Still, the rival for his girlfriend's affections isn't too happy about Joe claiming to be an Awesome Scientist because he mops the floors in a house of Science, and neither is he impressed by the pre-Star Trek technobabble he resorts to in a desperate attempt to explain something he doesn't understand. The rival, of course, takes the opportunity to futz with the instrumentation and ends up winning over the girlfriend's affections - by default, as Joe gets sucked into the machine and down into a "dark, swirling vortex."

He comes to rest in a circle of light in what looks to me like a graveyard forest, something you'd expect to see as a set backdrop for a Halloween horror comic.

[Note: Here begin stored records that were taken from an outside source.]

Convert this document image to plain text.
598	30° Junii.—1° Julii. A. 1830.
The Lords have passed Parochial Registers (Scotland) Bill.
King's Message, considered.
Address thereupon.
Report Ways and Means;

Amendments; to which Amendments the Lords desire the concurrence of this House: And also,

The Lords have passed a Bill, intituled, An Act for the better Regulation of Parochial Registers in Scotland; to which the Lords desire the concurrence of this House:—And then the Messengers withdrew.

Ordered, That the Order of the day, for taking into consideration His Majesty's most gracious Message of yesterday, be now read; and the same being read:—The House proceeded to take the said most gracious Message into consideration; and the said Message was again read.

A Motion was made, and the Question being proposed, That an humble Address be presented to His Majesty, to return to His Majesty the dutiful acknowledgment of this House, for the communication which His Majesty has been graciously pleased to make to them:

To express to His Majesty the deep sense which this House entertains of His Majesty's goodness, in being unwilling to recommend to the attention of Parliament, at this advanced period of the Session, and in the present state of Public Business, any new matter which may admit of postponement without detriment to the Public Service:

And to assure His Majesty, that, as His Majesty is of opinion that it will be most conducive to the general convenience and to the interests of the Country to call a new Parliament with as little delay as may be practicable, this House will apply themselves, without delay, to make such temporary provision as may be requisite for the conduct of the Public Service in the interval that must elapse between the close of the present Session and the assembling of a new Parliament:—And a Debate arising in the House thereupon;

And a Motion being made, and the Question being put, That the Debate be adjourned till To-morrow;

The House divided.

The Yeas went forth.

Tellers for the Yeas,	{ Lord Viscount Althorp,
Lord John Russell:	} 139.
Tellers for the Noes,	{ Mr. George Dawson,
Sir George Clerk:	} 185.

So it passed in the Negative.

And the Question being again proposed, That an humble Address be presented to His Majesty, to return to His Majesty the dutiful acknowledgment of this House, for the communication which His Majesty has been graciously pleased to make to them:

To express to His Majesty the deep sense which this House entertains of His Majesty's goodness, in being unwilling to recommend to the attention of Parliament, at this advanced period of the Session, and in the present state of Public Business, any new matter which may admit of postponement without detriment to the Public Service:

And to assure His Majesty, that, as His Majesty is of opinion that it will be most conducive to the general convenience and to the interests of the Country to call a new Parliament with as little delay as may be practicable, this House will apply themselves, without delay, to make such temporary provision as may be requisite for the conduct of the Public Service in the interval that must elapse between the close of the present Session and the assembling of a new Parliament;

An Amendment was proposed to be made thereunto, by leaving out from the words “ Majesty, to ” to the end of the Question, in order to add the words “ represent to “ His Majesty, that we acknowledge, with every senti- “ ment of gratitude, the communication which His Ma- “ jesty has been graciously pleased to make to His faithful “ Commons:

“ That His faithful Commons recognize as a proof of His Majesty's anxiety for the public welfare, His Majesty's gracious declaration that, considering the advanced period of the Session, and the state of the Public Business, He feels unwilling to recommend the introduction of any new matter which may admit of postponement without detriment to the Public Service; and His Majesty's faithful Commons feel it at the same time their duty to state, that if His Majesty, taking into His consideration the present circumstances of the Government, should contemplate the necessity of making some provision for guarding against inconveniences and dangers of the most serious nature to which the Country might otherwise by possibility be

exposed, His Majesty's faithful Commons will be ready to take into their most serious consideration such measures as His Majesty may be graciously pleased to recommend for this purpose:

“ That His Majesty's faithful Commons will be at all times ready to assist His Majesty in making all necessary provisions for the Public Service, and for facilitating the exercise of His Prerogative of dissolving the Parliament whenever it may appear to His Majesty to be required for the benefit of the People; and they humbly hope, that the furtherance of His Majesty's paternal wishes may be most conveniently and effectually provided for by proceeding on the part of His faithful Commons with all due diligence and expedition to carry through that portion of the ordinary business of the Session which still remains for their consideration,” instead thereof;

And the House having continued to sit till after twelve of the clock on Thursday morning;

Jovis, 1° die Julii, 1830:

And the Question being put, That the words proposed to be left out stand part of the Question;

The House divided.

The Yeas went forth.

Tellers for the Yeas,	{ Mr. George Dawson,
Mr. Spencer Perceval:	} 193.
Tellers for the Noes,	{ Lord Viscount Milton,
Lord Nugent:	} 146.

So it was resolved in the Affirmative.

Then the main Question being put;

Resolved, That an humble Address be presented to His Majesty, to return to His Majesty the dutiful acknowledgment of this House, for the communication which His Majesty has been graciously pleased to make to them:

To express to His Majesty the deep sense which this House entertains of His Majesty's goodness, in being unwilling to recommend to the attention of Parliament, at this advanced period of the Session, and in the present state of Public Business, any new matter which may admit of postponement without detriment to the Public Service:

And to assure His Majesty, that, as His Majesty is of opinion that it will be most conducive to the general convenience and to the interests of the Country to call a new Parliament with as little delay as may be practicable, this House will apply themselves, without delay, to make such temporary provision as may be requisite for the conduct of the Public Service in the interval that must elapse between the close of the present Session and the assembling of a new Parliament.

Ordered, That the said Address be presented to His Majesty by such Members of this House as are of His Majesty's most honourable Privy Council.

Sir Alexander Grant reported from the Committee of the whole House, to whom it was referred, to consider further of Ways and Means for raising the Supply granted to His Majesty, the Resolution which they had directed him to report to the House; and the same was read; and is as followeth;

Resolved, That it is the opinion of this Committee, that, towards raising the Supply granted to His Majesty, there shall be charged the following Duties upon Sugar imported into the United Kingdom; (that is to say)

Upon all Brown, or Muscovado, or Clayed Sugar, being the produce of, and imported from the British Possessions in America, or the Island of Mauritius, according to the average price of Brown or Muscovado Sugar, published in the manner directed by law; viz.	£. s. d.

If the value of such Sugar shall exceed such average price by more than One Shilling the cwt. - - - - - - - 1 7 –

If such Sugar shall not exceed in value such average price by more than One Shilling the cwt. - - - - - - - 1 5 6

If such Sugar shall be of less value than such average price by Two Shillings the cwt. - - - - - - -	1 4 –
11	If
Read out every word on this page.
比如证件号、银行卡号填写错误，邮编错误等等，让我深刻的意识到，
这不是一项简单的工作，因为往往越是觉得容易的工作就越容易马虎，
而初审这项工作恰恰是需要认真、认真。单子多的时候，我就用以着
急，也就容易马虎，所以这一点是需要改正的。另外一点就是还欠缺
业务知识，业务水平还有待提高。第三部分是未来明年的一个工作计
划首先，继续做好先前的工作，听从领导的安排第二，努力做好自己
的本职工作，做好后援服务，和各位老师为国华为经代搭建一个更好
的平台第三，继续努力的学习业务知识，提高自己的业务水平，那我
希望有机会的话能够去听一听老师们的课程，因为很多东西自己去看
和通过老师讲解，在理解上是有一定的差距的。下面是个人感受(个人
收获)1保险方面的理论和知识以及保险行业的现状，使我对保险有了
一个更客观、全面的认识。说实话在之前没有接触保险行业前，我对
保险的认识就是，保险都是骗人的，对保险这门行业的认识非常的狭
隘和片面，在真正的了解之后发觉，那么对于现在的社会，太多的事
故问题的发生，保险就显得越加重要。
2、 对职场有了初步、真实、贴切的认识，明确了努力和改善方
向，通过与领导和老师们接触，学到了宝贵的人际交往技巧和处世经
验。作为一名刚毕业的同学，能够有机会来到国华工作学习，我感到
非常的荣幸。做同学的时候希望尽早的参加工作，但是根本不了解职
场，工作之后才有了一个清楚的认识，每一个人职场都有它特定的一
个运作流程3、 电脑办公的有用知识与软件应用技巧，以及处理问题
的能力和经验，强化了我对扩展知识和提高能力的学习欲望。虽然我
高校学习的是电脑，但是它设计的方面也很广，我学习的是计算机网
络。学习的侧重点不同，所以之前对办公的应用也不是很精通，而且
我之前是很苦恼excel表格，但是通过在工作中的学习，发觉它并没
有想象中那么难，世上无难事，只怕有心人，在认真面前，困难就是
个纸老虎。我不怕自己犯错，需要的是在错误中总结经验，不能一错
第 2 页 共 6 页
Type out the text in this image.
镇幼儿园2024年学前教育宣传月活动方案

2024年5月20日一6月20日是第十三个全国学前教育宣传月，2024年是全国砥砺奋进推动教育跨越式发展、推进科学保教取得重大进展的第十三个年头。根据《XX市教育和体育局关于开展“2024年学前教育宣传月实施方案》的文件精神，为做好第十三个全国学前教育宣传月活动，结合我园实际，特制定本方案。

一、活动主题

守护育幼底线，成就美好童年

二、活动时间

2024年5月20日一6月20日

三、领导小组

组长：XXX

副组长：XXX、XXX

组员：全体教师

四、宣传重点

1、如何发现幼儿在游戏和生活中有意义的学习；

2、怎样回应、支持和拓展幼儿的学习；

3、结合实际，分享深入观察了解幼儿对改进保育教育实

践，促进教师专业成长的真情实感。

He doesn't have much time to ponder his predicament before bodiless voices - speaking English, of course, since the Silver Age also specified that English is the universe's most efficient language, though I can't find the reference at present - start mocking his features and force him to sing love songs. Joe, using the astounding mental prowess that he has demonstrated throughout the story thus far, concludes that they're women - or, at least "real dolls" - and asks for them to show themselves after they cover him with kisses. Fair enough, they turn on their visibility and--

!!!!!

OH GOD BOBBLEHEAD PEOPLE--

Yes, it turns out that what the Great Gizmo Machine is is a dimensional portal to the World of the Bobblehead People, also known as the 432nd Dimension for some unfathomable reason. He's taken before a bobblehead court where he encounters the missing Professor and discovers that the bobbleheads are naturally concerned about the Great Gizmo Machine being a potential invasion path into their world. So what do they do? Fortify in expectation of an invasion? Attack through the machine themselves? Kill the two Earthlings to keep a lid on the knowledge as best they can?

No! They let the Professor return to Earth because he promises to destroy the machine - and they've got to believe him for some reason or another - but they *need* Joe to stay behind! Joe, displaying the intellectual acumen that propelled him to the highest strata of Earthly culture, assumes that the bobbleheads are in desperate need of a leader with a neck that doesn't look like it's as liable to snap as a toothpick with a boulder balanced on the tip. It comes off, in a way - he is needed, as a janitor. The only man of Earth, trapped in an crazy alien dimension full of walking, talking bobbleheads half his size. THERE BUT FOR THE GRACE OF GOD GO WE!

Really - this was a simplistic story that might well have been written during the course of a coffee break, possibly when Unknown Worlds realized that the printer's deadline was coming up and it had nine pages to fill. What I do know that it didn't live up to its own hype; how could it have? The "surprise of a lifetime?" If this story had shown up in, say, Analog or Fantasy & Science Fiction, that would've been the surprise of a lifetime. This, is just... filler. That's absolutely what it is. Extruded Entertainment Product, meant for a quick bit of timefilling and later discarding. These stories weren't meant to last - they were meant to get the customer's twelve cents.

And, really, the whole reason I bought Unknown Worlds #37 was because I was fascinated by the idea of what the Great Gizmo Machine could be, and I paid a damn sight more than twelve cents for it - so even fifty years later, it's still doing the work it set out to. That, in itself, is worth recognizing.

Also, I totally want one of those Jet "Rocket" Space Ships now. I mean, only five bucks and it comes with a disintegrator gun and bomb bay, all the better to teach those goddamn aliens to fear the United States Air Force! How can you go wrong?

ANDREW'S RATING: 2/5 - the out-there craziness is just so earnest. It's almost endearing.